Tak jak istnieją wątpliwości, czy obiekt w Bigosowie lepiej nazywać dworem czy raczej pałacem, tak nie ma ich w przypadku otaczającego go ogrodu, który parkiem zdecydowanie nie był. Był za to zawsze utrzymywany niezwykle starannie. Od strony frontowej był tu pozbawiony drzew gazon z drogą dojazdową prowadzącą dookoła. Przy portykach rosły grupy starych lip, w rogu prawym tworzące ogromną altanę. Od tyłu trawnik przecinały liczne spacerowe ścieżki. Zdobiły go też nisko przycięte żywopłoty i pełne kwiatów klomby. Na wprost drogi prowadzącej od pałacowych drzwi znajdował się malowniczy staw z wysepkami. Na jednej z wysepek stała figura św. Jana Chrzciciela. Posąg ochraniał kopulasty daszek podtrzymywany przez kolumienki. Na innej wysepce stała altana naśladująca kształtem zamkową wieżyczkę i z tej przyczyny nakryta stromym, „wieżowym” daszkiem.
Już poza stawem, na głównej osi pałacu była świerkowa aleja wiodąca do „domowej” kaplicy.

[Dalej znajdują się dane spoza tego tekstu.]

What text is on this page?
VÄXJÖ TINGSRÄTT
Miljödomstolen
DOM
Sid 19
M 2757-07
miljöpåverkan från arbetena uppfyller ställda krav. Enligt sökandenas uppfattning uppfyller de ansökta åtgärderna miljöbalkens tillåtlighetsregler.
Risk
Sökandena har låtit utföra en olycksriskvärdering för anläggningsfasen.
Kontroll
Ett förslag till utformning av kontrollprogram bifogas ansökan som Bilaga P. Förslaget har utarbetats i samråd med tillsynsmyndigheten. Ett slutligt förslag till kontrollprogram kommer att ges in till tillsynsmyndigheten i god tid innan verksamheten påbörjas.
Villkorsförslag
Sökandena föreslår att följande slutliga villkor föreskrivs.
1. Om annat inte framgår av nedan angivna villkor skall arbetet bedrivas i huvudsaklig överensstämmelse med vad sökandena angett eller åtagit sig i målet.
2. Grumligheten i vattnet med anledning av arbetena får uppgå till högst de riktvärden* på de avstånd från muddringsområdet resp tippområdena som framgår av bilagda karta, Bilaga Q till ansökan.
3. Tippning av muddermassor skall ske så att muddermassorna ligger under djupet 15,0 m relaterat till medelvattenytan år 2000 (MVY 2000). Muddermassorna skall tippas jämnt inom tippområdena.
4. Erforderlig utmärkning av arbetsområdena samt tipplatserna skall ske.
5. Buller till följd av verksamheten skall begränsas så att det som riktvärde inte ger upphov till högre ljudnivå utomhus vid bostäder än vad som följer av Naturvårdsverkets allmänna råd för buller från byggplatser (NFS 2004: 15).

Kaplica stała w centralnym punkcie rodzinnego cmentarza. Obiekt o cechach stylowych późnego baroku nakryty był kopułą, a poprzedzał go kolumnowy portyk. Zabudowania gospodarcze Bigosowa były dość nowe – zbudował je na przełomie XIX i XX stulecia Witold Nitosławski, ostatni właściciel majątku, „trzymający” Bigosów do końca I wojny światowej.